From Hardware Shop To Garden Centre.
By Mrs F Hartley
(Edited By Alan J Hartley)
Mrs
Hartley is 84 and having retired some 11 or 12 years ago she spends a little
while knitting in the afternoons and evenings. All this knitting is put to good
use with a constant supply of sweaters for the family and cuddly toys for the
youngsters. For the last few years she has also presented the local
nursery/playgroup with a couple of boxes of cuddly toys every Christmas. She
often makes up her own patterns or alters existing ones. It is from the creation
of these patterns that her first book was put together entitled “Knitting
Patterns For Beginners.”
Mrs Hartley also
enjoys gardening although she does not cut the grass very often now! As you will
see from this book she has always been a keen gardener and has written several
articles for local news papers on gardening. She has just been asked to write
some articles on gardening for the local blind newspaper as surprisingly she is
registered partially sighted, which, makes this book and her hobbies, all the
more remarkable. Her refusal to give up her hobbies as her sight has
deteriorated is an inspiration to us all.

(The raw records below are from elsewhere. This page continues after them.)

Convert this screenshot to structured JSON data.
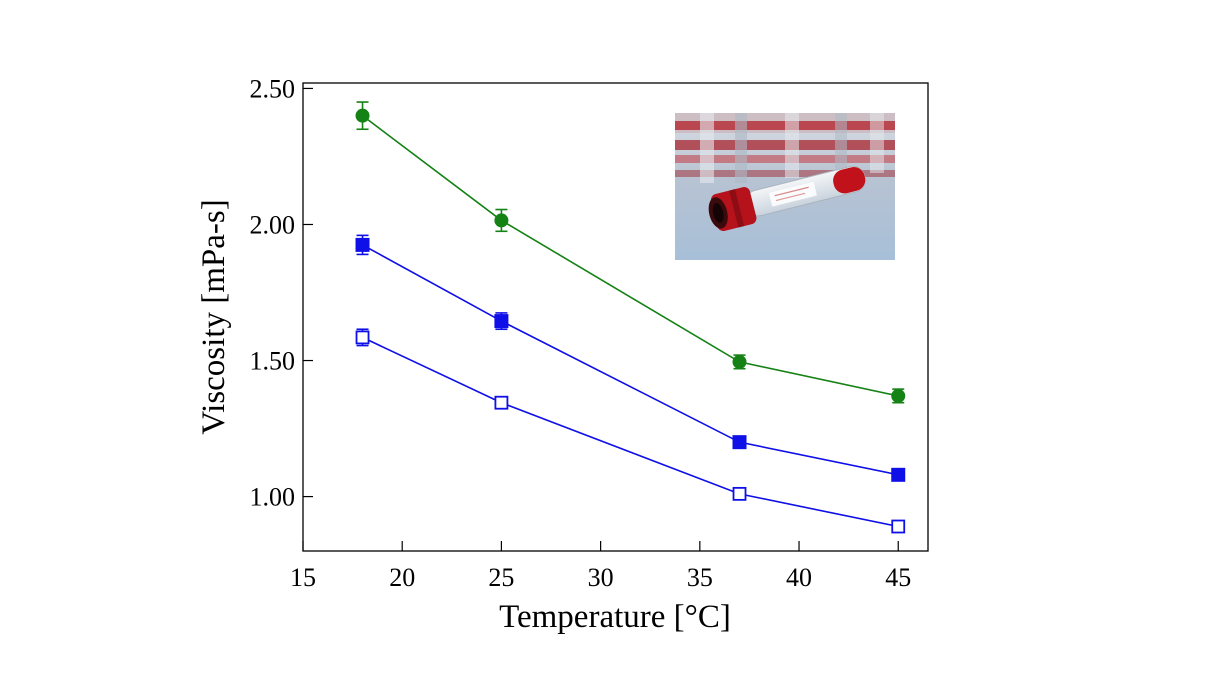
{
  "chart_data": {
    "type": "line",
    "xlabel": "Temperature [°C]",
    "ylabel": "Viscosity [mPa-s]",
    "xlim": [
      15,
      46.5
    ],
    "ylim": [
      0.8,
      2.52
    ],
    "x_ticks": [
      15,
      20,
      25,
      30,
      35,
      40,
      45
    ],
    "x_tick_labels": [
      "15",
      "20",
      "25",
      "30",
      "35",
      "40",
      "45"
    ],
    "y_ticks": [
      1.0,
      1.5,
      2.0,
      2.5
    ],
    "y_tick_labels": [
      "1.00",
      "1.50",
      "2.00",
      "2.50"
    ],
    "x": [
      18,
      25,
      37,
      45
    ],
    "series": [
      {
        "color": "#158215",
        "marker": "circle-filled",
        "values": [
          2.4,
          2.015,
          1.495,
          1.37
        ],
        "errors": [
          0.05,
          0.04,
          0.025,
          0.025
        ]
      },
      {
        "color": "#0f0fe8",
        "marker": "square-filled",
        "values": [
          1.925,
          1.645,
          1.2,
          1.08
        ],
        "errors": [
          0.035,
          0.03,
          0.015,
          0.012
        ]
      },
      {
        "color": "#0f0fe8",
        "marker": "square-open",
        "values": [
          1.585,
          1.345,
          1.01,
          0.89
        ],
        "errors": [
          0.03,
          0.02,
          0.012,
          0.01
        ]
      }
    ],
    "grid": false,
    "inset_image": "blood-sample-tube-photo"
  }
}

Unlike many people her age her hands are as slim and as agile as they were when she was 20 years old. Mrs Hartley’s doctor puts this manual dexterity down to her regular knitting and says that she is unlikely to ever suffer from Arthritis in her hands. Neither does she suffer from arthritis in her legs even though she had a hip replacement over ten years ago after a bad fall and she still enjoys going out for walks around the village where she now lives regardless of whether it is summer or mid-winter. It is to be hoped that she is just as able when she is in her 90’s and as her father still went out for brisk walks until he died at the age of 98 it is quite possible!
The book opens
with a few words about Mrs Hartley’s family background and then picks up where
her story was left off in the book entitled, “Two Tales Of War.” This was an
earlier publication that she collaborated on with her son Alan. The story of
that book is of her early life during the Second World War and how she met her
husband. “From Hardware Shop To Garden Centre,” chronicles the years
following up to her retirement about 12 years ago.
After
the opening lines her story is taken up with the purchase of a run down hardware
shop in Birmingham. Trade was built up by selling almost anything that they
could buy and customers had requested, from unlikely things such as ladies
nightdresses to shoes and watches. It was an old fashioned corner shop and house
without even a bathroom. A couple of years later a second shop was opened
selling curtain material and then a carpet shop. By this time Mrs Hartley was
looking after a growing family and dealing with the mischief that young boys can
get into. The family moved to a new estate and better housing while the business
flourished. As Mrs Hartley was not working she took up a new hobby and did a
correspondence course on gardening.
Several
moves later and a change in the fortunes of the business led to the purchase of
a large old house with an acre of derelict ground. A plant nursery was started
and from very small beginnings it grew with many funny and unusual incidents
occurring along the way. The business employed Mrs Hartley’s husband, her
middle son and her youngest son as well as numerous YTS trainees, some of whom
stayed after their training and others that did not.
Gradually
the nursery changed into a garden centre selling a wide range of gardening
products including fish ponds and all the accessories. Eventually the whole acre
of land was utilised by the business in one way or another until Mrs Hartley and
her husband reached their seventies, decided to sell up and retire. A buyer was
found who later bulldozed the site and built bungalows on it. As Mrs Hartley
herself says it was a sad ending for an enterprise that took decades to build
but is the way many garden centres go when owners sell up.